Sarah shrugged a little bit. "Whoever he was, Andy, he completely didn't last, because when she and I were meeting to discuss our notes for the screenplay, she was sniping about how she hadn't had a proper lay in months. So big and hunky didn't work for her, so maybe you could. I know she thinks you're cute. I told her I had a crush on you and she said 'Well, who could blame you?' so I think she does too."

"How well do you know her, Sarah?"

The taller redhead shrugged. "Not all that well, but she's been nice to me, and she's someone you know, so maybe that could be something that would work for you."

"Do you have any idea whether or not we'd be sexually compatible?"

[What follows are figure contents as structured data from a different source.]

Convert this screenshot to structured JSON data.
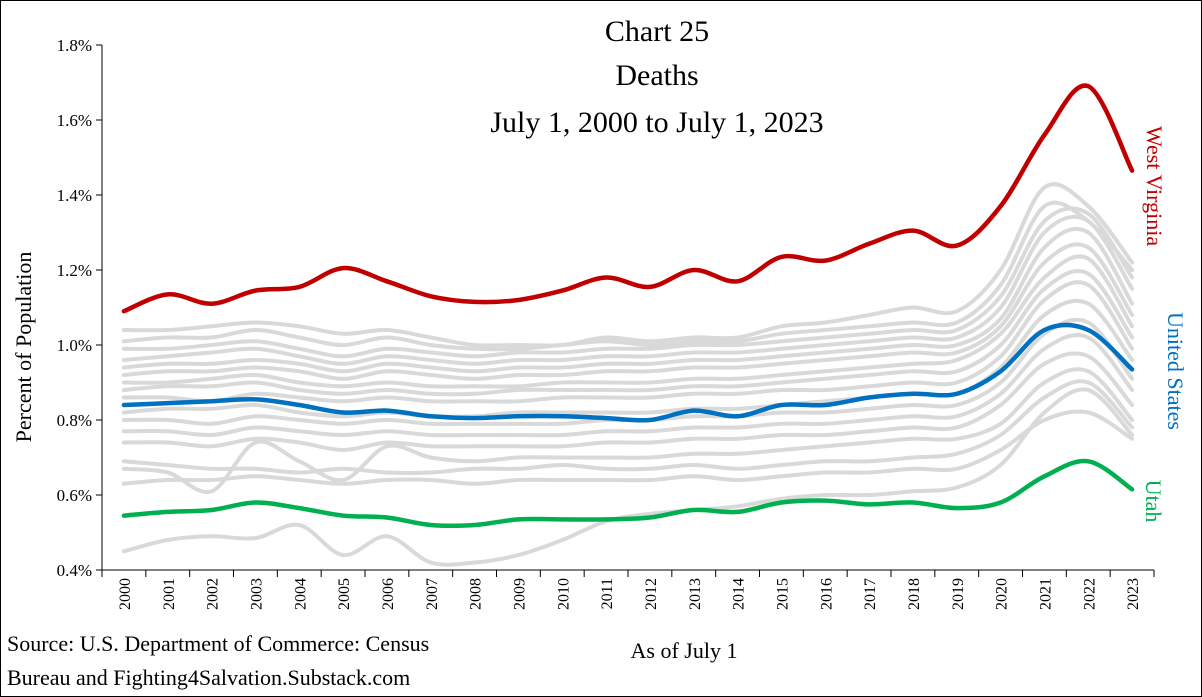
{
  "chart_data": {
    "type": "line",
    "title": [
      "Chart 25",
      "Deaths",
      "July 1, 2000 to July 1, 2023"
    ],
    "xlabel": "As of July 1",
    "ylabel": "Percent of Population",
    "ylim": [
      0.4,
      1.8
    ],
    "yticks": [
      "0.4%",
      "0.6%",
      "0.8%",
      "1.0%",
      "1.2%",
      "1.4%",
      "1.6%",
      "1.8%"
    ],
    "yticks_values": [
      0.4,
      0.6,
      0.8,
      1.0,
      1.2,
      1.4,
      1.6,
      1.8
    ],
    "categories": [
      "2000",
      "2001",
      "2002",
      "2003",
      "2004",
      "2005",
      "2006",
      "2007",
      "2008",
      "2009",
      "2010",
      "2011",
      "2012",
      "2013",
      "2014",
      "2015",
      "2016",
      "2017",
      "2018",
      "2019",
      "2020",
      "2021",
      "2022",
      "2023"
    ],
    "series": [
      {
        "name": "West Virginia",
        "color": "#C00000",
        "values": [
          1.09,
          1.135,
          1.11,
          1.145,
          1.155,
          1.205,
          1.17,
          1.13,
          1.115,
          1.12,
          1.145,
          1.18,
          1.155,
          1.2,
          1.17,
          1.235,
          1.225,
          1.27,
          1.305,
          1.265,
          1.37,
          1.56,
          1.69,
          1.465
        ]
      },
      {
        "name": "United States",
        "color": "#0070C0",
        "values": [
          0.84,
          0.845,
          0.85,
          0.855,
          0.84,
          0.82,
          0.825,
          0.81,
          0.805,
          0.81,
          0.81,
          0.805,
          0.8,
          0.825,
          0.81,
          0.84,
          0.84,
          0.86,
          0.87,
          0.87,
          0.93,
          1.04,
          1.04,
          0.935
        ]
      },
      {
        "name": "Utah",
        "color": "#00B050",
        "values": [
          0.545,
          0.555,
          0.56,
          0.58,
          0.565,
          0.545,
          0.54,
          0.52,
          0.52,
          0.535,
          0.535,
          0.535,
          0.54,
          0.56,
          0.555,
          0.58,
          0.585,
          0.575,
          0.58,
          0.565,
          0.58,
          0.65,
          0.69,
          0.615
        ]
      }
    ],
    "background_series": [
      {
        "values": [
          0.45,
          0.48,
          0.49,
          0.485,
          0.52,
          0.44,
          0.49,
          0.42,
          0.42,
          0.44,
          0.48,
          0.53,
          0.55,
          0.56,
          0.57,
          0.59,
          0.6,
          0.6,
          0.61,
          0.62,
          0.68,
          0.82,
          0.88,
          0.76
        ]
      },
      {
        "values": [
          0.63,
          0.64,
          0.64,
          0.65,
          0.64,
          0.63,
          0.64,
          0.64,
          0.63,
          0.64,
          0.64,
          0.64,
          0.64,
          0.65,
          0.64,
          0.65,
          0.66,
          0.66,
          0.67,
          0.67,
          0.72,
          0.8,
          0.82,
          0.75
        ]
      },
      {
        "values": [
          0.67,
          0.66,
          0.61,
          0.74,
          0.69,
          0.64,
          0.73,
          0.7,
          0.69,
          0.7,
          0.7,
          0.7,
          0.7,
          0.71,
          0.71,
          0.72,
          0.73,
          0.74,
          0.75,
          0.75,
          0.79,
          0.9,
          0.93,
          0.8
        ]
      },
      {
        "values": [
          0.69,
          0.68,
          0.67,
          0.67,
          0.66,
          0.67,
          0.66,
          0.66,
          0.67,
          0.67,
          0.68,
          0.67,
          0.67,
          0.68,
          0.67,
          0.68,
          0.69,
          0.69,
          0.7,
          0.71,
          0.76,
          0.86,
          0.9,
          0.78
        ]
      },
      {
        "values": [
          0.74,
          0.74,
          0.73,
          0.75,
          0.74,
          0.72,
          0.74,
          0.73,
          0.73,
          0.73,
          0.73,
          0.74,
          0.74,
          0.75,
          0.75,
          0.76,
          0.76,
          0.77,
          0.78,
          0.78,
          0.84,
          0.95,
          0.97,
          0.84
        ]
      },
      {
        "values": [
          0.77,
          0.77,
          0.76,
          0.78,
          0.77,
          0.76,
          0.77,
          0.76,
          0.76,
          0.76,
          0.76,
          0.77,
          0.77,
          0.78,
          0.78,
          0.79,
          0.79,
          0.8,
          0.81,
          0.81,
          0.87,
          0.99,
          1.02,
          0.88
        ]
      },
      {
        "values": [
          0.8,
          0.8,
          0.79,
          0.81,
          0.8,
          0.79,
          0.8,
          0.79,
          0.79,
          0.79,
          0.79,
          0.8,
          0.8,
          0.81,
          0.81,
          0.82,
          0.82,
          0.83,
          0.84,
          0.84,
          0.9,
          1.03,
          1.06,
          0.91
        ]
      },
      {
        "values": [
          0.82,
          0.83,
          0.83,
          0.84,
          0.82,
          0.81,
          0.82,
          0.81,
          0.81,
          0.82,
          0.82,
          0.82,
          0.82,
          0.83,
          0.83,
          0.84,
          0.85,
          0.86,
          0.87,
          0.87,
          0.94,
          1.08,
          1.11,
          0.96
        ]
      },
      {
        "values": [
          0.86,
          0.86,
          0.85,
          0.87,
          0.86,
          0.85,
          0.86,
          0.85,
          0.85,
          0.85,
          0.86,
          0.86,
          0.86,
          0.87,
          0.87,
          0.88,
          0.88,
          0.89,
          0.9,
          0.9,
          0.97,
          1.12,
          1.16,
          0.99
        ]
      },
      {
        "values": [
          0.88,
          0.89,
          0.89,
          0.9,
          0.88,
          0.87,
          0.88,
          0.87,
          0.87,
          0.88,
          0.88,
          0.88,
          0.88,
          0.89,
          0.89,
          0.9,
          0.91,
          0.92,
          0.93,
          0.93,
          1.0,
          1.15,
          1.19,
          1.02
        ]
      },
      {
        "values": [
          0.9,
          0.9,
          0.91,
          0.92,
          0.9,
          0.89,
          0.9,
          0.89,
          0.89,
          0.89,
          0.9,
          0.9,
          0.9,
          0.91,
          0.91,
          0.92,
          0.93,
          0.94,
          0.95,
          0.96,
          1.03,
          1.18,
          1.23,
          1.05
        ]
      },
      {
        "values": [
          0.92,
          0.93,
          0.93,
          0.94,
          0.93,
          0.91,
          0.93,
          0.92,
          0.91,
          0.92,
          0.92,
          0.93,
          0.93,
          0.94,
          0.94,
          0.95,
          0.96,
          0.97,
          0.98,
          0.98,
          1.05,
          1.22,
          1.26,
          1.08
        ]
      },
      {
        "values": [
          0.94,
          0.95,
          0.95,
          0.96,
          0.95,
          0.93,
          0.95,
          0.94,
          0.93,
          0.94,
          0.94,
          0.95,
          0.95,
          0.96,
          0.96,
          0.97,
          0.98,
          0.99,
          1.0,
          1.0,
          1.07,
          1.26,
          1.3,
          1.11
        ]
      },
      {
        "values": [
          0.96,
          0.97,
          0.98,
          0.99,
          0.97,
          0.95,
          0.97,
          0.96,
          0.95,
          0.96,
          0.96,
          0.97,
          0.97,
          0.98,
          0.98,
          0.99,
          1.0,
          1.01,
          1.02,
          1.02,
          1.1,
          1.3,
          1.33,
          1.15
        ]
      },
      {
        "values": [
          0.99,
          0.99,
          1.0,
          1.01,
          0.99,
          0.97,
          0.99,
          0.98,
          0.97,
          0.98,
          0.98,
          0.99,
          0.99,
          1.0,
          1.0,
          1.01,
          1.02,
          1.03,
          1.04,
          1.04,
          1.13,
          1.33,
          1.35,
          1.18
        ]
      },
      {
        "values": [
          1.01,
          1.02,
          1.02,
          1.04,
          1.02,
          1.0,
          1.02,
          1.0,
          0.99,
          0.99,
          1.0,
          1.01,
          1.0,
          1.01,
          1.01,
          1.03,
          1.04,
          1.05,
          1.06,
          1.06,
          1.16,
          1.37,
          1.33,
          1.2
        ]
      },
      {
        "values": [
          1.04,
          1.04,
          1.05,
          1.06,
          1.05,
          1.03,
          1.04,
          1.02,
          1.0,
          1.0,
          1.0,
          1.02,
          1.01,
          1.02,
          1.02,
          1.05,
          1.06,
          1.08,
          1.1,
          1.09,
          1.2,
          1.42,
          1.37,
          1.22
        ]
      }
    ]
  },
  "source": {
    "line1": "Source: U.S. Department of Commerce: Census",
    "line2": "Bureau and Fighting4Salvation.Substack.com"
  }
}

Sarah shrugged with a smile. "It's never come up, so I don't have any idea."

"Possible challenges?"

"Two writers in the same room might always want to be editing one another?" she giggled. "I genuinely don't know, Andy. But I thought it was a good idea so I wanted to suggest it."

"Fair enough then."

"One last thing before I go," Sarah said, pushing the button to advance the screen to an image that read "next: Sheridan" on it in a frilly cursive font. "I was telling you at lunch that I think bringing Maya Steele into the family is a great idea, so I wanted to stress that while I haven't changed my mind on that, I did forget to tell you not to ever get into a drinking contest with her. Your head will hurt and your liver will be punching you for days."

"And yet, you still think I should bring her in?"

Sarah nodded emphatically. "Maya's a bad ass, and you need someone as direct as her in your life. I mean, Neeks handles most of that, but really, Maya's got her beat hands down."

"Are you trying to convince me not to bring her in? Someone more direct than Niko?"